The 2024 Pocono rapid race report includes a problematic pit road, an aggressive pit call and an unusual amount of carnage. Here are my after-race thoughts direct from Pocono.
Pit Road: Penalties and Quick Decisions
During pace laps, the cars travel down pit road to test out their calculations for pit road speed. Every pit road is divided into sections. I believe Pocono has 16 sections along the length of pit road.
After the cars had all gone down pit road, No. 11 crew chief Chris Gabehart noted that all but four of the 37 cars were over the speed limit in section 7. When one or two cars are over, you figure someone messed up a calculation, or there’s something odd going on with the meters in the car.
But when 91.9% of the field is over, that raises some questions about there being something more universally wrong. A NASCAR rep tells me that the moment they realized there was an anomaly, they double checked the system’s calibration. They found nothing different from the system responses measured the rest of the weekend.
Of course, it shouldn’t have mattered because everyone who was over knew that they were over and knew exactly where they were over. Every crew chief should have told their drivers how much to adjust so as not to speed.
The lack of cautions in the first two stages gave teams a lot of room to deploy different strategies. One of the most important pit stops came at during the caution starting at lap 116.
The No. 5 car came off pit road first, followed by the No. 12 and the No. 9. The first seven cars off pit road all took two tires giving them a jump on the rest of the field.
NASCAR race control then announced that the 5 and 9 (along with the 24 and the 99) were all too fast on pit road. Want to guess where?
Section 7.
That sent the 5 and the 9 to the back of the field, leaving the 12 to lead the remaining laps of the race. The gutsy call by No. 12 crew chief Jonathan Hassler to go with two tires combined with Ryan Blaney not speeding, turned the race’s tide toward the Penske No. 12.

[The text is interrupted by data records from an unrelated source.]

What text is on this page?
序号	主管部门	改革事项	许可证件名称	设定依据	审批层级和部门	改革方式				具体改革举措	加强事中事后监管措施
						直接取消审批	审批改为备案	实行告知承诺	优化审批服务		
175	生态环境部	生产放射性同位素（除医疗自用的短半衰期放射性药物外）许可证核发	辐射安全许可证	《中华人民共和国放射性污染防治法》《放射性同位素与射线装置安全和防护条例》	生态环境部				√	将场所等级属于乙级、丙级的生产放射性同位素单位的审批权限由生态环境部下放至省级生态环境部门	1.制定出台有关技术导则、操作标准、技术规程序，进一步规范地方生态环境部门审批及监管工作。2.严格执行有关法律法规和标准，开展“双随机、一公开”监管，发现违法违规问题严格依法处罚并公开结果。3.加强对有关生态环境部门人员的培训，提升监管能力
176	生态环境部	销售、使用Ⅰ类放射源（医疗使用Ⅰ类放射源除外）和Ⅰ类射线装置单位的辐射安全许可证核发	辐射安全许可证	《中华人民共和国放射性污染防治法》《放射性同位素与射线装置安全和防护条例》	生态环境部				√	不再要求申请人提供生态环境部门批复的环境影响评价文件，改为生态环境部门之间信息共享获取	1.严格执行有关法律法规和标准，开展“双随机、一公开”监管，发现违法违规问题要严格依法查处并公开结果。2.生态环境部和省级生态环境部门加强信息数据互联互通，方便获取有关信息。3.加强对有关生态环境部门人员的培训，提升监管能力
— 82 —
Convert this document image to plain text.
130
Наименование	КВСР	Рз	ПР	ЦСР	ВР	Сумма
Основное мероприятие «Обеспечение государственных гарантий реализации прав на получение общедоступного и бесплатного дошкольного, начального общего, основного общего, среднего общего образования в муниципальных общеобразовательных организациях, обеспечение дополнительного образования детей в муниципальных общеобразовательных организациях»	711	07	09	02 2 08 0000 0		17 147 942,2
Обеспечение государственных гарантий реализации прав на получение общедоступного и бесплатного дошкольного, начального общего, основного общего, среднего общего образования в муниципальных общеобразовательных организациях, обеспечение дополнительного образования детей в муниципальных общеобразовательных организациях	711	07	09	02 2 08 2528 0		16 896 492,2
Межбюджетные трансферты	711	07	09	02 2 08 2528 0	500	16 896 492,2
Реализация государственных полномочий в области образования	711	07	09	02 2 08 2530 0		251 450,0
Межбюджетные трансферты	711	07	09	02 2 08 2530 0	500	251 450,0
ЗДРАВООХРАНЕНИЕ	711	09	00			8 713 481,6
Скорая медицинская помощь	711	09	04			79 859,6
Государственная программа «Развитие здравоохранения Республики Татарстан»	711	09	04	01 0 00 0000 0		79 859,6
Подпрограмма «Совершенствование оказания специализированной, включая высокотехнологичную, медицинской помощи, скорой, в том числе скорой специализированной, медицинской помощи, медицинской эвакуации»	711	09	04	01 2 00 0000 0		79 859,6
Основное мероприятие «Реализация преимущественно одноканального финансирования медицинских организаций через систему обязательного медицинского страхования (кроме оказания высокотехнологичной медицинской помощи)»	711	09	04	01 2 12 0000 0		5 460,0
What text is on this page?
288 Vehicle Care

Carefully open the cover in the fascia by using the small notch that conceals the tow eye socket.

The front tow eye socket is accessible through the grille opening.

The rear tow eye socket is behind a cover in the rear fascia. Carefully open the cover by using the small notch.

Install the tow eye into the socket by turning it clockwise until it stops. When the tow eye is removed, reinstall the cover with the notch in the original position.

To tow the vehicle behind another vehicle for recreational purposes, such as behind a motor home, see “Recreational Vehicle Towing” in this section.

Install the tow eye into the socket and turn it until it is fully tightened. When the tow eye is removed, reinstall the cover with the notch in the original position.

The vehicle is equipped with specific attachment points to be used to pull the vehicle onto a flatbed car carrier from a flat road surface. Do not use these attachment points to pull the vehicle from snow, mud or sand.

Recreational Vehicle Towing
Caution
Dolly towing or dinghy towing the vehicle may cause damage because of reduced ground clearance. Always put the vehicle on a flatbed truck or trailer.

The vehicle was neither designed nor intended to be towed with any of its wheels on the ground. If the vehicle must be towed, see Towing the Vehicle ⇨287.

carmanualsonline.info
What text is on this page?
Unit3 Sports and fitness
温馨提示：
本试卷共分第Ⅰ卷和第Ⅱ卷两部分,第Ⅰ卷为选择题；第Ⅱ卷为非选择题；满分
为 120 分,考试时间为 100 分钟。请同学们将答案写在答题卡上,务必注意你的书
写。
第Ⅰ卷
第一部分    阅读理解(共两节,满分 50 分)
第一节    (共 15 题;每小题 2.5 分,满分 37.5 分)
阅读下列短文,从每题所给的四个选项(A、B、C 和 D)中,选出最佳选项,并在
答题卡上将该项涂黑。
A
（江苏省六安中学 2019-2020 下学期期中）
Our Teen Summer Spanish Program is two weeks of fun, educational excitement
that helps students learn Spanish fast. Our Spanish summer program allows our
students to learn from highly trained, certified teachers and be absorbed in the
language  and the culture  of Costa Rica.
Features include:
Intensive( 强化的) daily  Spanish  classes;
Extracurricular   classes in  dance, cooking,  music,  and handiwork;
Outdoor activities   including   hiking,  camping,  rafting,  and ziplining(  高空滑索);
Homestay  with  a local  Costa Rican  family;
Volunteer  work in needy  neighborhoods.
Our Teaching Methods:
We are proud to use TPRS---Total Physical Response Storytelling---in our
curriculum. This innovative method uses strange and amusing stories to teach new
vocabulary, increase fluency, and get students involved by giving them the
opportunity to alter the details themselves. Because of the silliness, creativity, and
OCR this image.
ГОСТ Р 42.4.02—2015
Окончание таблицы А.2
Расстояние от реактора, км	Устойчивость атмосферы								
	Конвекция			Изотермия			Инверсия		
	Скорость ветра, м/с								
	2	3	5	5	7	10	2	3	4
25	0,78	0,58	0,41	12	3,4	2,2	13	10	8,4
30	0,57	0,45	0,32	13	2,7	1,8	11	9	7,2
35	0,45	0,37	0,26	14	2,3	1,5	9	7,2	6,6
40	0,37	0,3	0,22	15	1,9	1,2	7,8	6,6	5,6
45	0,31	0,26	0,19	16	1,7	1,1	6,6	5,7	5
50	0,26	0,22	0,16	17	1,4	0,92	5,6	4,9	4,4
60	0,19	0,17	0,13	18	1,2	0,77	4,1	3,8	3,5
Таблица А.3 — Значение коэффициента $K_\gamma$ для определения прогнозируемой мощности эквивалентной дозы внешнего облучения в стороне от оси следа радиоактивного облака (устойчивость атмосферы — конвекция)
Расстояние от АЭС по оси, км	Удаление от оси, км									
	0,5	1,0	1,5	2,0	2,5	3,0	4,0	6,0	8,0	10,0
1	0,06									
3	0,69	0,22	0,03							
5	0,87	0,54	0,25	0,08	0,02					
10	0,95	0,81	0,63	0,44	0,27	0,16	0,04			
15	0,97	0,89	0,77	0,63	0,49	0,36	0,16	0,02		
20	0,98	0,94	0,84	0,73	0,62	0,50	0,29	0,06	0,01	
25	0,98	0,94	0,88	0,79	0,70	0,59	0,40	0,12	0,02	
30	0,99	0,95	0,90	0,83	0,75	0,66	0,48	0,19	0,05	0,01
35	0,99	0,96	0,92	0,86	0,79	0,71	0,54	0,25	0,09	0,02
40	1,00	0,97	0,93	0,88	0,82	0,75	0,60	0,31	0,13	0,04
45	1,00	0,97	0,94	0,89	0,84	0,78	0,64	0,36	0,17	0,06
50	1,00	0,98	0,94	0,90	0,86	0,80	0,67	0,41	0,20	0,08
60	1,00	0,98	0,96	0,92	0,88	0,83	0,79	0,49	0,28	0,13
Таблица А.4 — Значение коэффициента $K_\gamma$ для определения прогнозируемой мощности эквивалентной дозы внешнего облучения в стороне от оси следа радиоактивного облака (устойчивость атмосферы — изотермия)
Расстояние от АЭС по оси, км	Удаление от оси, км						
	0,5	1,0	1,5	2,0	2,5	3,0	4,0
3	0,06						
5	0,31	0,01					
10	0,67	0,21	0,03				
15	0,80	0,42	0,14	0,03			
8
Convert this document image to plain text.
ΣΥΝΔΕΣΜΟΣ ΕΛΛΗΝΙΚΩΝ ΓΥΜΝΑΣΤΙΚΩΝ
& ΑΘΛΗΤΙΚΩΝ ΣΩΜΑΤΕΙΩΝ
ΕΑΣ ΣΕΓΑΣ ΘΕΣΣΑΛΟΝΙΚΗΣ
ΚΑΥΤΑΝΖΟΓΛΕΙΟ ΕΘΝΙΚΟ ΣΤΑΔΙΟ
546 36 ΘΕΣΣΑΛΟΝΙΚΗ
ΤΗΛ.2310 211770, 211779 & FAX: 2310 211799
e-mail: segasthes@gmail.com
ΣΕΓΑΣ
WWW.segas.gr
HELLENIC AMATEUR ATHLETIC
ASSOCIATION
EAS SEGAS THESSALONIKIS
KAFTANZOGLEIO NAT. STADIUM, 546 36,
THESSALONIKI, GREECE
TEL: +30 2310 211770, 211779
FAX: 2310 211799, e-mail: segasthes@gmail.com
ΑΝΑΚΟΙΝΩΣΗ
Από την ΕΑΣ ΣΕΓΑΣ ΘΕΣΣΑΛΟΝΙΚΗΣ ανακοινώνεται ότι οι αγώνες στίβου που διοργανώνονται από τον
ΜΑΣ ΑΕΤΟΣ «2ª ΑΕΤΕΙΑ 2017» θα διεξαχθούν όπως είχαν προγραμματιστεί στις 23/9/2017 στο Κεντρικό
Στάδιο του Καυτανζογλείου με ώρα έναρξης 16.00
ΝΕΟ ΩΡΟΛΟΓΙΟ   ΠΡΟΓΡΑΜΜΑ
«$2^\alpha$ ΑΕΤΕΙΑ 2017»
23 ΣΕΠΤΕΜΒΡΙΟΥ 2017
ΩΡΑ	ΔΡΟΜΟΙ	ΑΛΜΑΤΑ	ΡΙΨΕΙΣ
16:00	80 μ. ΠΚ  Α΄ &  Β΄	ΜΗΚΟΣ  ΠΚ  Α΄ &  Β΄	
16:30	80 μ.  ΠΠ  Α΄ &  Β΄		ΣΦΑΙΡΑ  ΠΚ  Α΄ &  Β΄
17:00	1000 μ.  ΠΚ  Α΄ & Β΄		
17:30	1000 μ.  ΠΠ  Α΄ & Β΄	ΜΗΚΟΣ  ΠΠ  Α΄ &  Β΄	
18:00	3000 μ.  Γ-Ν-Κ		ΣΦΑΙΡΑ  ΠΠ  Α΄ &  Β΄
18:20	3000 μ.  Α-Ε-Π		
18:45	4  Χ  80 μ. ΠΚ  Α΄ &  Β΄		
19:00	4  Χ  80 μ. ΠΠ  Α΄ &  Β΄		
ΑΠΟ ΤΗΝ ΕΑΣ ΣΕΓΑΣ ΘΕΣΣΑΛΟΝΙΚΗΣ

I asked Hassler after the race about the speed limit issue. They were indeed one of the cars that was too fast during the Pit Road speed check; however… the No. 12 car’s pit box was inside Section 7. Because NASCAR measures average speed, it’s virtually impossible to speed in the section in which you pit.
If the No. 5 and the No. 9 hadn’t gotten caught speeding, we might have had a very different race.
Accidents
In the last 12 races at Pocono, the DNF rate was 10.7%. Thirteen out of 37 cars (35.1%) failed to finish this race. That number included
- 9 crashes
- 1 engine
- 1 suspension
- 1 fuel pump
- 1 overheating
Pocono can be really hard on cars because it requires sustained periods of maximum engine rpm and heavy braking. But this was an awful lot of crashes. Unfortunately, I think Kyle Busch sort of summed up the larger-than-usual number of cars taken out by accidents.
That’s just racing these days. It’s what happens.